WINNIPEG — Winnipeg lawyer and human rights advocate David Matas has been nominated for the 2010 Nobel Peace Prize for his work on behalf of Falun Gong followers in China who are being killed for their organs.
Matas has been nominated along with former MP David Kilgour for their work over the past four years to alert the international community to the situation in China.
“It’s an honour to be nominated,” Matas said this morning. “David Kilgour and I have been working on this issue since 2006.
“Our goal is to stop this abuse. I can’t say it’s stopped yet.”
Matas and Kilgour won the prestigious 2009 Human Rights Award from the International Society for Human Rights for their work.
They were nominated for the Nobel Peace Prize separately by federal MP Borys Wrzesnewskyj and Balfour Hakak, chairman of the Hebrew Writers Association in Israel.
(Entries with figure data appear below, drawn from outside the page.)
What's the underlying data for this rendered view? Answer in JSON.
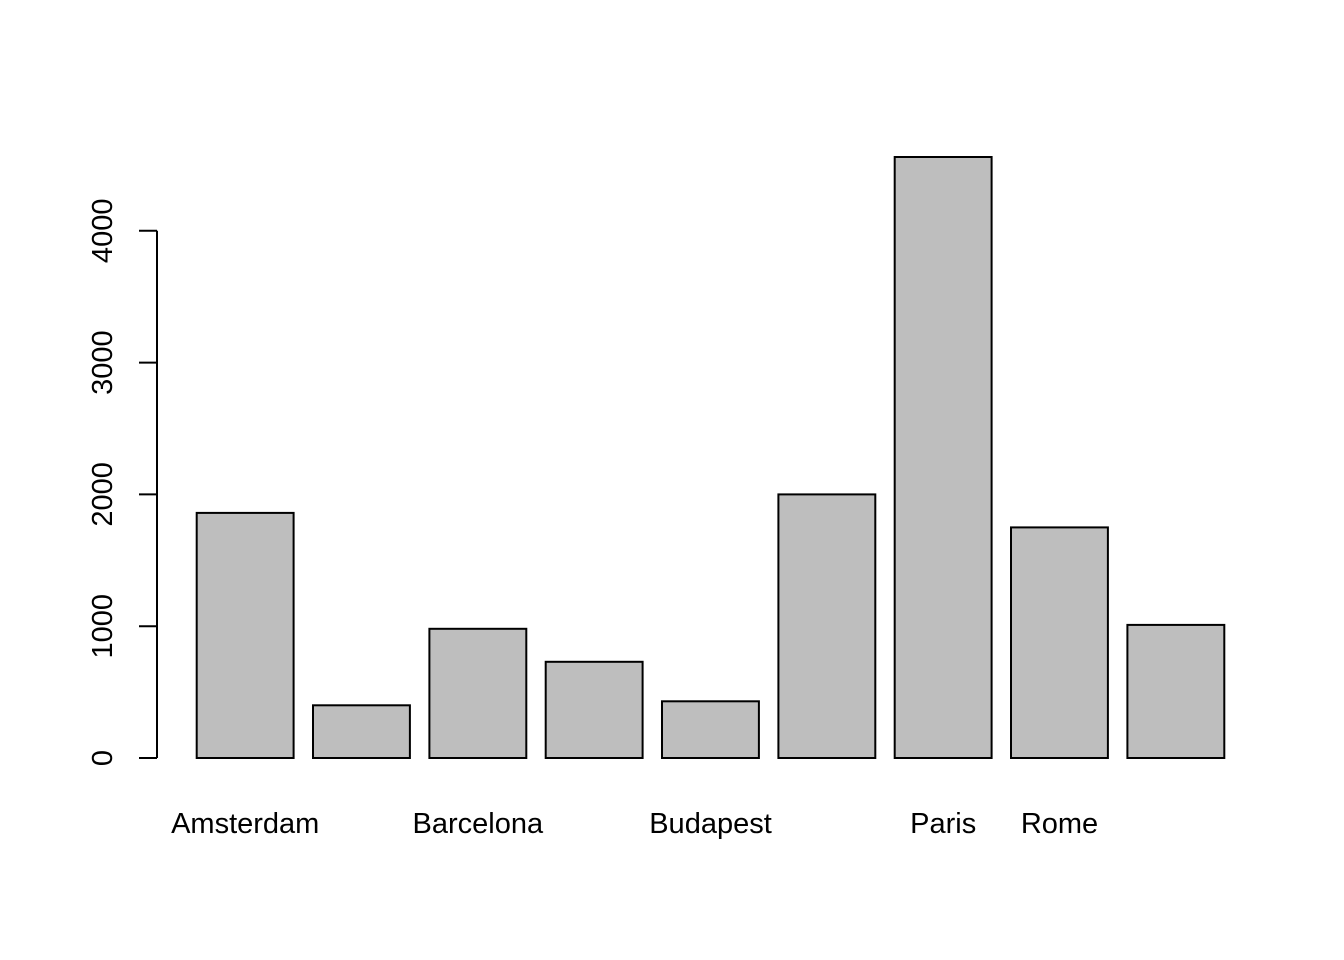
{
  "chart_data": {
    "type": "bar",
    "categories": [
      "Amsterdam",
      "",
      "Barcelona",
      "",
      "Budapest",
      "",
      "Paris",
      "Rome",
      ""
    ],
    "values": [
      1860,
      400,
      980,
      730,
      430,
      2000,
      4560,
      1750,
      1010
    ],
    "title": "",
    "xlabel": "",
    "ylabel": "",
    "ylim": [
      0,
      4560
    ],
    "yticks": [
      0,
      1000,
      2000,
      3000,
      4000
    ],
    "ytick_labels": [
      "0",
      "1000",
      "2000",
      "3000",
      "4000"
    ],
    "grid": false,
    "legend": "none",
    "colors": {
      "bar_fill": "#bebebe",
      "bar_stroke": "#000000",
      "background": "#ffffff"
    }
  }
}
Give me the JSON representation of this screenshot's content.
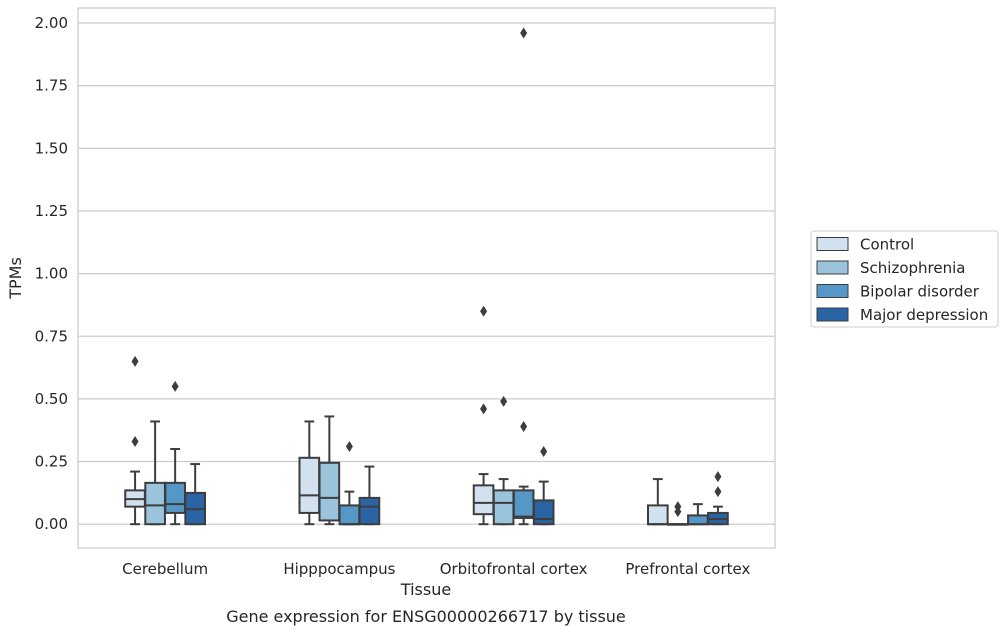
{
  "chart_data": {
    "type": "boxplot",
    "caption": "Gene expression for ENSG00000266717 by tissue",
    "xlabel": "Tissue",
    "ylabel": "TPMs",
    "ylim": [
      -0.095,
      2.06
    ],
    "yticks": [
      0.0,
      0.25,
      0.5,
      0.75,
      1.0,
      1.25,
      1.5,
      1.75,
      2.0
    ],
    "ytick_labels": [
      "0.00",
      "0.25",
      "0.50",
      "0.75",
      "1.00",
      "1.25",
      "1.50",
      "1.75",
      "2.00"
    ],
    "grid": "horizontal",
    "legend_position": "right",
    "categories": [
      "Cerebellum",
      "Hipppocampus",
      "Orbitofrontal cortex",
      "Prefrontal cortex"
    ],
    "series": [
      {
        "name": "Control",
        "color": "#d1e1f0",
        "boxes": [
          {
            "whislo": 0.0,
            "q1": 0.07,
            "med": 0.1,
            "q3": 0.135,
            "whishi": 0.21,
            "fliers": [
              0.33,
              0.65
            ]
          },
          {
            "whislo": 0.0,
            "q1": 0.045,
            "med": 0.115,
            "q3": 0.265,
            "whishi": 0.41,
            "fliers": []
          },
          {
            "whislo": 0.0,
            "q1": 0.04,
            "med": 0.085,
            "q3": 0.155,
            "whishi": 0.2,
            "fliers": [
              0.46,
              0.85
            ]
          },
          {
            "whislo": 0.0,
            "q1": 0.0,
            "med": 0.0,
            "q3": 0.075,
            "whishi": 0.18,
            "fliers": []
          }
        ]
      },
      {
        "name": "Schizophrenia",
        "color": "#9ac3dc",
        "boxes": [
          {
            "whislo": 0.0,
            "q1": 0.0,
            "med": 0.075,
            "q3": 0.165,
            "whishi": 0.41,
            "fliers": []
          },
          {
            "whislo": 0.0,
            "q1": 0.015,
            "med": 0.105,
            "q3": 0.245,
            "whishi": 0.43,
            "fliers": []
          },
          {
            "whislo": 0.0,
            "q1": 0.0,
            "med": 0.085,
            "q3": 0.135,
            "whishi": 0.18,
            "fliers": [
              0.49
            ]
          },
          {
            "whislo": 0.0,
            "q1": 0.0,
            "med": 0.0,
            "q3": 0.0,
            "whishi": 0.0,
            "fliers": [
              0.05,
              0.07
            ]
          }
        ]
      },
      {
        "name": "Bipolar disorder",
        "color": "#5597c6",
        "boxes": [
          {
            "whislo": 0.0,
            "q1": 0.045,
            "med": 0.08,
            "q3": 0.165,
            "whishi": 0.3,
            "fliers": [
              0.55
            ]
          },
          {
            "whislo": 0.0,
            "q1": 0.0,
            "med": 0.0,
            "q3": 0.075,
            "whishi": 0.13,
            "fliers": [
              0.31
            ]
          },
          {
            "whislo": 0.0,
            "q1": 0.025,
            "med": 0.03,
            "q3": 0.135,
            "whishi": 0.15,
            "fliers": [
              0.39,
              1.96
            ]
          },
          {
            "whislo": 0.0,
            "q1": 0.0,
            "med": 0.0,
            "q3": 0.035,
            "whishi": 0.08,
            "fliers": []
          }
        ]
      },
      {
        "name": "Major depression",
        "color": "#2a64a4",
        "boxes": [
          {
            "whislo": 0.0,
            "q1": 0.0,
            "med": 0.06,
            "q3": 0.125,
            "whishi": 0.24,
            "fliers": []
          },
          {
            "whislo": 0.0,
            "q1": 0.0,
            "med": 0.07,
            "q3": 0.105,
            "whishi": 0.23,
            "fliers": []
          },
          {
            "whislo": 0.0,
            "q1": 0.0,
            "med": 0.02,
            "q3": 0.095,
            "whishi": 0.17,
            "fliers": [
              0.29
            ]
          },
          {
            "whislo": 0.0,
            "q1": 0.0,
            "med": 0.02,
            "q3": 0.045,
            "whishi": 0.07,
            "fliers": [
              0.13,
              0.19
            ]
          }
        ]
      }
    ]
  }
}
Matas said Falun Gong followers are persecuted, jailed and executed in China but he said he’s found no evidence to link their death and organ harvesting to the central Chinese government.
Matas and Kilgour have issued three reports on the Falun Gong organ harvesting, the last written as a book, Bloody Harvest: The killing of Falun Gong for their organs.
The Nobel Peace Prize for 2009 was awarded to U.S. president Barack Obama.
This year’s Nobel Peace Prize ceremony will take place Dec. 10 in Oslo, Norway.